As it is the government does not even need to go back to Parliament for this purpose.  Under the constitution, if for some reason the National Assembly does not pass a resolution for an extension, or does not secure the required majority (two-thirds) for it, the President can still dissolve Parliament and fix an election date. And at the time he gave his address, Mr Granger knew very well that the opposition on several occasions had let it be known that it ruled out any return to Parliament to grant an extension. In fact in its initial response to the presidential announcement, the PPP said that nothing short of a signed proclamation “would be credible.”

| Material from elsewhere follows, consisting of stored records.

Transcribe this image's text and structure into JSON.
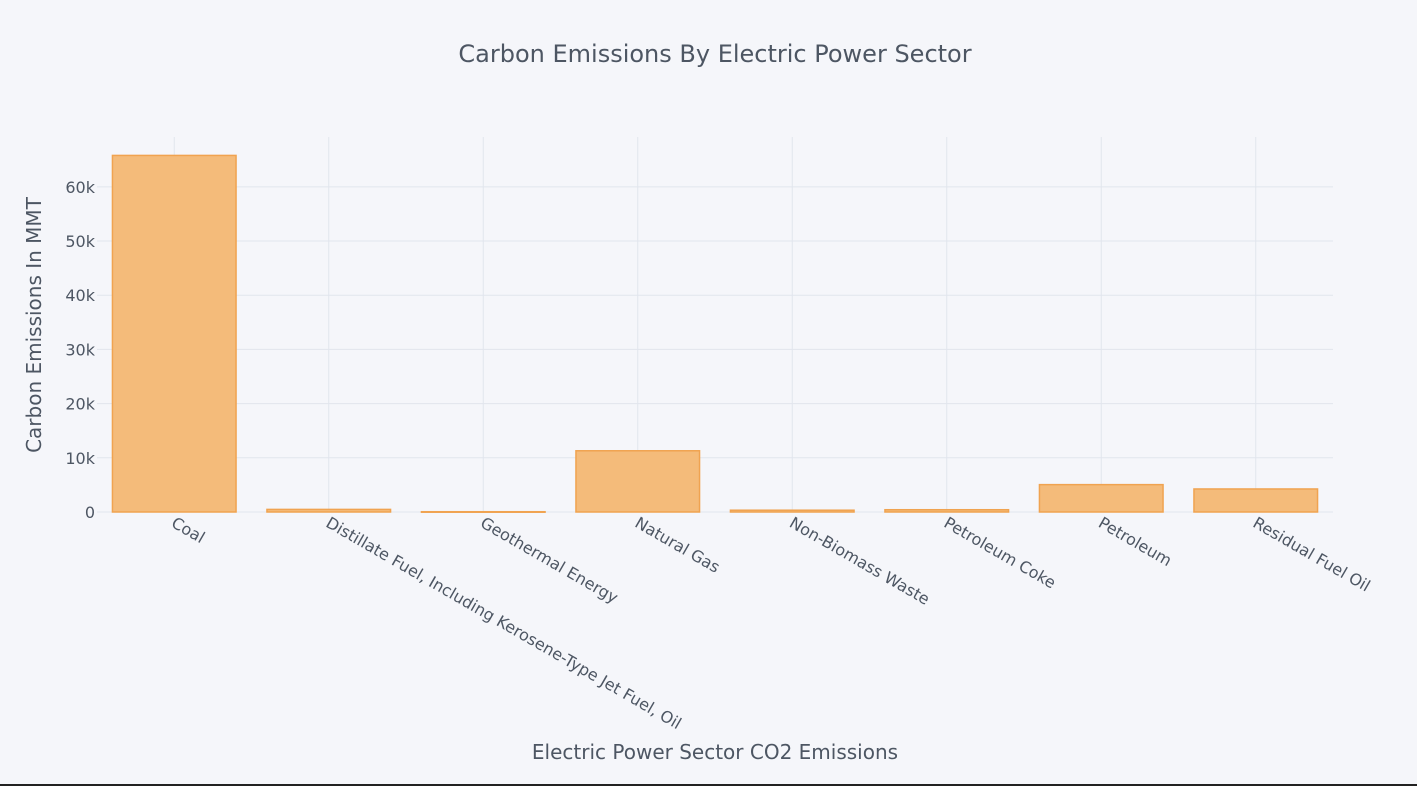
{
  "chart_data": {
    "type": "bar",
    "title": "Carbon Emissions By Electric Power Sector",
    "xlabel": "Electric Power Sector CO2 Emissions",
    "ylabel": "Carbon Emissions In MMT",
    "categories": [
      "Coal",
      "Distillate Fuel, Including Kerosene-Type Jet Fuel, Oil",
      "Geothermal Energy",
      "Natural Gas",
      "Non-Biomass Waste",
      "Petroleum Coke",
      "Petroleum",
      "Residual Fuel Oil"
    ],
    "values": [
      65800,
      480,
      50,
      11300,
      330,
      420,
      5050,
      4250
    ],
    "ylim": [
      0,
      69200
    ],
    "yticks": [
      0,
      10000,
      20000,
      30000,
      40000,
      50000,
      60000
    ],
    "ytick_labels": [
      "0",
      "10k",
      "20k",
      "30k",
      "40k",
      "50k",
      "60k"
    ],
    "grid": true,
    "bar_fill": "#f4bb7a",
    "bar_stroke": "#f0a350"
  }
}
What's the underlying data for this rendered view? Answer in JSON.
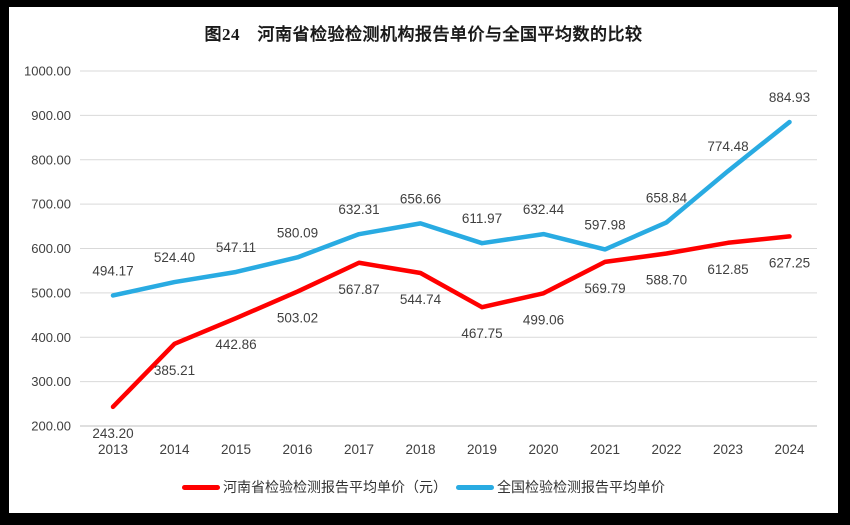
{
  "title": "图24　河南省检验检测机构报告单价与全国平均数的比较",
  "chart_data": {
    "type": "line",
    "categories": [
      "2013",
      "2014",
      "2015",
      "2016",
      "2017",
      "2018",
      "2019",
      "2020",
      "2021",
      "2022",
      "2023",
      "2024"
    ],
    "series": [
      {
        "name": "河南省检验检测报告平均单价（元）",
        "color": "#FF0000",
        "values": [
          243.2,
          385.21,
          442.86,
          503.02,
          567.87,
          544.74,
          467.75,
          499.06,
          569.79,
          588.7,
          612.85,
          627.25
        ],
        "data_label_position": "below"
      },
      {
        "name": "全国检验检测报告平均单价",
        "color": "#29ABE2",
        "values": [
          494.17,
          524.4,
          547.11,
          580.09,
          632.31,
          656.66,
          611.97,
          632.44,
          597.98,
          658.84,
          774.48,
          884.93
        ],
        "data_label_position": "above"
      }
    ],
    "title": "图24　河南省检验检测机构报告单价与全国平均数的比较",
    "xlabel": "",
    "ylabel": "",
    "ylim": [
      200,
      1000
    ],
    "ytick_step": 100,
    "ytick_labels": [
      "200.00",
      "300.00",
      "400.00",
      "500.00",
      "600.00",
      "700.00",
      "800.00",
      "900.00",
      "1000.00"
    ],
    "grid": "horizontal",
    "data_labels_shown": true,
    "legend_position": "bottom"
  },
  "colors": {
    "frame": "#000000",
    "background": "#FFFFFF",
    "gridline": "#D9D9D9",
    "baseline": "#BFBFBF",
    "axis_text": "#404040",
    "label_text": "#404040",
    "title_text": "#1A1A1A",
    "legend_text": "#333333"
  }
}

In the view of the party,  “[the] call for a return to the National Assembly is an attempt to blackmail the Parliamentary Opposition into extending the life of [the President’s] illegal government, so that he can secure some legal cover for the many illegal acts, including the approval of billions in contracts, which have been committed since the passage of the no-confidence motion on December 21, 2018.”

Be that as it may, the question still has to be asked as to why President Granger did not seek to issue a proclamation on the election date in the first instance. One can only hope that it is not a hint that he and his most senior legal advisor might toy with the possibility of seeking further delays, although given the pressure they are under, not just locally but also internationally, one would like to think that is unlikely.

Last week, the US, EU and the UK issued a joint statement saying that the administration was operating unconstitutionally by not holding general elections by September 18 this year.

More ominous from Mr Granger’s point of view, was the statement a few days ago from Baroness Patricia Scotland, the Secretary General of the Commonwealth. She urged him along with “all relevant stakeholders and institutions” to restore constitutional rule in Guyana by immediately setting an early election date in accordance with the constitution. The Commonwealth Ministerial Action Group could potentially apply sanctions following a referral in the case of a lack of compliance. If Guyana were to be investigated, it would be nothing short of a humiliation for President Granger, and a demonstration to the world of how far we have retreated from the rule of law.

If what the Commonwealth had to say unsettled him, President Granger gave no indication of it in his address to the nation.  True to form he persisted in the pretence that the government had respected the decisions of the courts and had upheld the constitution. One cannot help but feel, however, that even he knows that anyone with a modicum of common sense is aware that his position is nonsensical. At this point his recommended move to salvage whatever he can, is to issue a proclamation on March 2nd 2020 as the date for the General and Regional Elections.